Los del velorio nos convidaron con café y yo tomé una taza. En el cajón había una figura de cera en lugar del muerto. Comenté el hecho con mi madre; uno de los funebreros se rió y me aclaró que esa figura con ropa negra era el señor Luchessi. Me quedé como fascinado, mirándolo. Mi madre tuvo que tirarme del brazo.

Durante meses no se habló de otra cosa. Los crímenes eran raros entonces; pensá en lo mucho que dio que hablar el asunto del Melena, del Campana y del Silletero. La única persona en Buenos Aires a quien no se le movió un pelo fue Tía Florentina. Repetía con la insistencia de la vejez: —Ya les dije que Juan no iba a sufrir que el gringo nos dejara sin techo.

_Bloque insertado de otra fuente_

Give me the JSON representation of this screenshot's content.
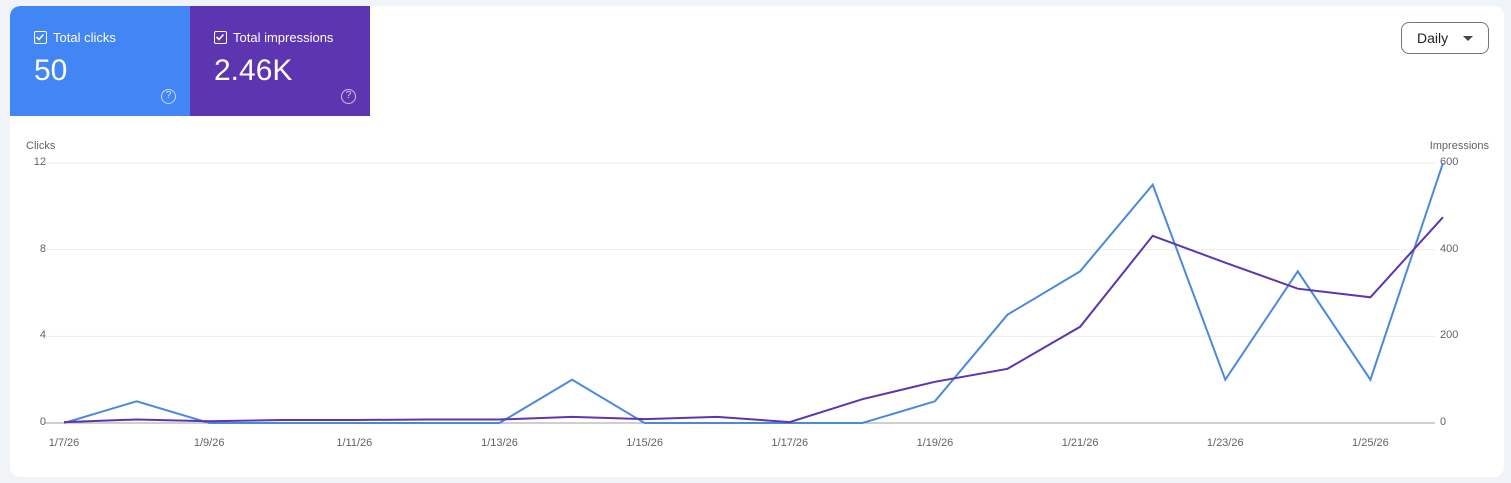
{
  "metrics": {
    "clicks": {
      "label": "Total clicks",
      "value": "50",
      "color": "#4285f4",
      "checked": true
    },
    "impressions": {
      "label": "Total impressions",
      "value": "2.46K",
      "color": "#5e35b1",
      "checked": true
    },
    "help_glyph": "?"
  },
  "controls": {
    "granularity": "Daily"
  },
  "axes": {
    "left_title": "Clicks",
    "right_title": "Impressions",
    "left_ticks": [
      "12",
      "8",
      "4",
      "0"
    ],
    "right_ticks": [
      "600",
      "400",
      "200",
      "0"
    ],
    "x_ticks": [
      "1/7/26",
      "1/9/26",
      "1/11/26",
      "1/13/26",
      "1/15/26",
      "1/17/26",
      "1/19/26",
      "1/21/26",
      "1/23/26",
      "1/25/26"
    ]
  },
  "chart_data": {
    "type": "line",
    "title": "",
    "x": [
      "1/7/26",
      "1/8/26",
      "1/9/26",
      "1/10/26",
      "1/11/26",
      "1/12/26",
      "1/13/26",
      "1/14/26",
      "1/15/26",
      "1/16/26",
      "1/17/26",
      "1/18/26",
      "1/19/26",
      "1/20/26",
      "1/21/26",
      "1/22/26",
      "1/23/26",
      "1/24/26",
      "1/25/26",
      "1/26/26"
    ],
    "series": [
      {
        "name": "Clicks",
        "axis": "left",
        "color": "#4a89dc",
        "values": [
          0,
          1,
          0,
          0,
          0,
          0,
          0,
          2,
          0,
          0,
          0,
          0,
          1,
          5,
          7,
          11,
          2,
          7,
          2,
          12
        ]
      },
      {
        "name": "Impressions",
        "axis": "right",
        "color": "#5e35b1",
        "values": [
          2,
          8,
          4,
          7,
          7,
          8,
          8,
          14,
          9,
          14,
          2,
          55,
          95,
          125,
          222,
          432,
          370,
          310,
          290,
          475
        ]
      }
    ],
    "xlabel": "",
    "ylabel": "Clicks",
    "y2label": "Impressions",
    "ylim": [
      0,
      12
    ],
    "y2lim": [
      0,
      600
    ],
    "grid": true,
    "legend": "metric cards (top-left)"
  }
}
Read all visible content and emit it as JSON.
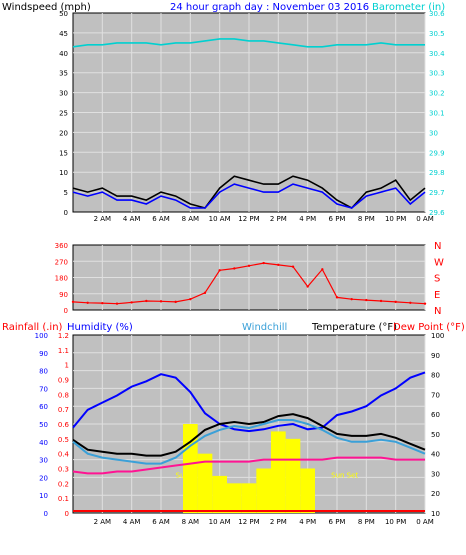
{
  "chart_data": [
    {
      "type": "line",
      "title": "24 hour graph day : November 03 2016",
      "ylabel": "Windspeed (mph)",
      "ylabel_right": "Barometer (in)",
      "x_ticks": [
        "2 AM",
        "4 AM",
        "6 AM",
        "8 AM",
        "10 AM",
        "12 PM",
        "2 PM",
        "4 PM",
        "6 PM",
        "8 PM",
        "10 PM",
        "0 AM"
      ],
      "ylim": [
        0,
        50
      ],
      "y_ticks": [
        "0",
        "5",
        "10",
        "15",
        "20",
        "25",
        "30",
        "35",
        "40",
        "45",
        "50"
      ],
      "ylim_right": [
        29.6,
        30.6
      ],
      "y_ticks_right": [
        "29.6",
        "29.7",
        "29.8",
        "29.9",
        "30",
        "30.1",
        "30.2",
        "30.3",
        "30.4",
        "30.5",
        "30.6"
      ],
      "grid": true,
      "series": [
        {
          "name": "Windspeed (mph)",
          "color": "#000000",
          "x": [
            0,
            1,
            2,
            3,
            4,
            5,
            6,
            7,
            8,
            9,
            10,
            11,
            12,
            13,
            14,
            15,
            16,
            17,
            18,
            19,
            20,
            21,
            22,
            23,
            24
          ],
          "values": [
            6,
            5,
            6,
            4,
            4,
            3,
            5,
            4,
            2,
            1,
            6,
            9,
            8,
            7,
            7,
            9,
            8,
            6,
            3,
            1,
            5,
            6,
            8,
            3,
            6
          ]
        },
        {
          "name": "Wind Gust",
          "color": "#0000ff",
          "x": [
            0,
            1,
            2,
            3,
            4,
            5,
            6,
            7,
            8,
            9,
            10,
            11,
            12,
            13,
            14,
            15,
            16,
            17,
            18,
            19,
            20,
            21,
            22,
            23,
            24
          ],
          "values": [
            5,
            4,
            5,
            3,
            3,
            2,
            4,
            3,
            1,
            1,
            5,
            7,
            6,
            5,
            5,
            7,
            6,
            5,
            2,
            1,
            4,
            5,
            6,
            2,
            5
          ]
        },
        {
          "name": "Barometer (in)",
          "color": "#00d0d0",
          "x": [
            0,
            1,
            2,
            3,
            4,
            5,
            6,
            7,
            8,
            9,
            10,
            11,
            12,
            13,
            14,
            15,
            16,
            17,
            18,
            19,
            20,
            21,
            22,
            23,
            24
          ],
          "values": [
            30.43,
            30.44,
            30.44,
            30.45,
            30.45,
            30.45,
            30.44,
            30.45,
            30.45,
            30.46,
            30.47,
            30.47,
            30.46,
            30.46,
            30.45,
            30.44,
            30.43,
            30.43,
            30.44,
            30.44,
            30.44,
            30.45,
            30.44,
            30.44,
            30.44
          ]
        }
      ]
    },
    {
      "type": "scatter",
      "title": "",
      "ylabel": "",
      "ylabel_right": "",
      "x_ticks": [],
      "ylim": [
        0,
        360
      ],
      "y_ticks": [
        "0",
        "90",
        "180",
        "270",
        "360"
      ],
      "right_labels": [
        "N",
        "W",
        "S",
        "E",
        "N"
      ],
      "grid": true,
      "series": [
        {
          "name": "Wind Direction",
          "color": "#ff0000",
          "x": [
            0,
            1,
            2,
            3,
            4,
            5,
            6,
            7,
            8,
            9,
            10,
            11,
            12,
            13,
            14,
            15,
            16,
            17,
            18,
            19,
            20,
            21,
            22,
            23,
            24
          ],
          "values": [
            45,
            40,
            38,
            35,
            42,
            50,
            48,
            45,
            60,
            95,
            220,
            230,
            245,
            260,
            250,
            240,
            130,
            225,
            70,
            60,
            55,
            50,
            45,
            40,
            35
          ]
        }
      ]
    },
    {
      "type": "line",
      "title": "",
      "labels": [
        "Rainfall (.in)",
        "Humidity (%)",
        "Windchill",
        "Temperature (°F)",
        "Dew Point (°F)"
      ],
      "ylim": [
        0,
        1.2
      ],
      "y_ticks": [
        "0",
        "0.1",
        "0.2",
        "0.3",
        "0.4",
        "0.5",
        "0.6",
        "0.7",
        "0.8",
        "0.9",
        "1",
        "1.1",
        "1.2"
      ],
      "ylim_humidity": [
        0,
        100
      ],
      "y_ticks_humidity": [
        "0",
        "10",
        "20",
        "30",
        "40",
        "50",
        "60",
        "70",
        "80",
        "90",
        "100"
      ],
      "ylim_right": [
        10,
        100
      ],
      "y_ticks_right": [
        "10",
        "20",
        "30",
        "40",
        "50",
        "60",
        "70",
        "80",
        "90",
        "100"
      ],
      "x_ticks": [
        "2 AM",
        "4 AM",
        "6 AM",
        "8 AM",
        "10 AM",
        "12 PM",
        "2 PM",
        "4 PM",
        "6 PM",
        "8 PM",
        "10 PM",
        "0 AM"
      ],
      "annotations": [
        "Sun Rise",
        "Sun Set"
      ],
      "grid": true,
      "series": [
        {
          "name": "Humidity (%)",
          "color": "#0000ff",
          "x": [
            0,
            1,
            2,
            3,
            4,
            5,
            6,
            7,
            8,
            9,
            10,
            11,
            12,
            13,
            14,
            15,
            16,
            17,
            18,
            19,
            20,
            21,
            22,
            23,
            24
          ],
          "values": [
            48,
            58,
            62,
            66,
            71,
            74,
            78,
            76,
            68,
            56,
            50,
            47,
            46,
            47,
            49,
            50,
            47,
            48,
            55,
            57,
            60,
            66,
            70,
            76,
            79
          ]
        },
        {
          "name": "Temperature (°F)",
          "color": "#000000",
          "x": [
            0,
            1,
            2,
            3,
            4,
            5,
            6,
            7,
            8,
            9,
            10,
            11,
            12,
            13,
            14,
            15,
            16,
            17,
            18,
            19,
            20,
            21,
            22,
            23,
            24
          ],
          "values": [
            47,
            42,
            41,
            40,
            40,
            39,
            39,
            41,
            46,
            52,
            55,
            56,
            55,
            56,
            59,
            60,
            58,
            54,
            50,
            49,
            49,
            50,
            48,
            45,
            42
          ]
        },
        {
          "name": "Windchill",
          "color": "#3aa0d8",
          "x": [
            0,
            1,
            2,
            3,
            4,
            5,
            6,
            7,
            8,
            9,
            10,
            11,
            12,
            13,
            14,
            15,
            16,
            17,
            18,
            19,
            20,
            21,
            22,
            23,
            24
          ],
          "values": [
            46,
            40,
            38,
            37,
            36,
            35,
            35,
            38,
            44,
            49,
            52,
            54,
            53,
            55,
            57,
            57,
            55,
            52,
            48,
            46,
            46,
            47,
            46,
            43,
            40
          ]
        },
        {
          "name": "Dew Point (°F)",
          "color": "#ff1493",
          "x": [
            0,
            1,
            2,
            3,
            4,
            5,
            6,
            7,
            8,
            9,
            10,
            11,
            12,
            13,
            14,
            15,
            16,
            17,
            18,
            19,
            20,
            21,
            22,
            23,
            24
          ],
          "values": [
            31,
            30,
            30,
            31,
            31,
            32,
            33,
            34,
            35,
            36,
            36,
            36,
            36,
            37,
            37,
            37,
            37,
            37,
            38,
            38,
            38,
            38,
            37,
            37,
            37
          ]
        },
        {
          "name": "Rainfall (.in)",
          "color": "#ffff00",
          "x": [
            0,
            1,
            2,
            3,
            4,
            5,
            6,
            7,
            8,
            9,
            10,
            11,
            12,
            13,
            14,
            15,
            16,
            17,
            18,
            19,
            20,
            21,
            22,
            23,
            24
          ],
          "values": [
            0,
            0,
            0,
            0,
            0,
            0,
            0,
            0,
            0.6,
            0.4,
            0.25,
            0.2,
            0.2,
            0.3,
            0.55,
            0.5,
            0.3,
            0,
            0,
            0,
            0,
            0,
            0,
            0,
            0
          ]
        }
      ]
    }
  ]
}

Un día llovió a cántaros. Como yo no podía ir a la escuela, me puse a curiosear por la casa. Subí al altillo. Ahí estaba mi tía, con una mano sobre la otra; sentí que ni siquiera estaba pensando. La pieza olía a humedad. En un rincón estaba la cama de fierro, con el rosario en uno de los barrotes; en otro, una petaca de madera para guardar la ropa. En una de las paredes blanqueadas había una estampa de la Virgen del Carmen. Sobre la mesita de luz estaba el candelero.

Sin levantar los ojos mi tía me dijo: —Ya sé lo que te trae por aquí. Tu madre te ha mandado. No acaba de entender que fue Juan el que nos salvó.

—¿Juan? —atiné a decir—. Juan murió hace más de diez años.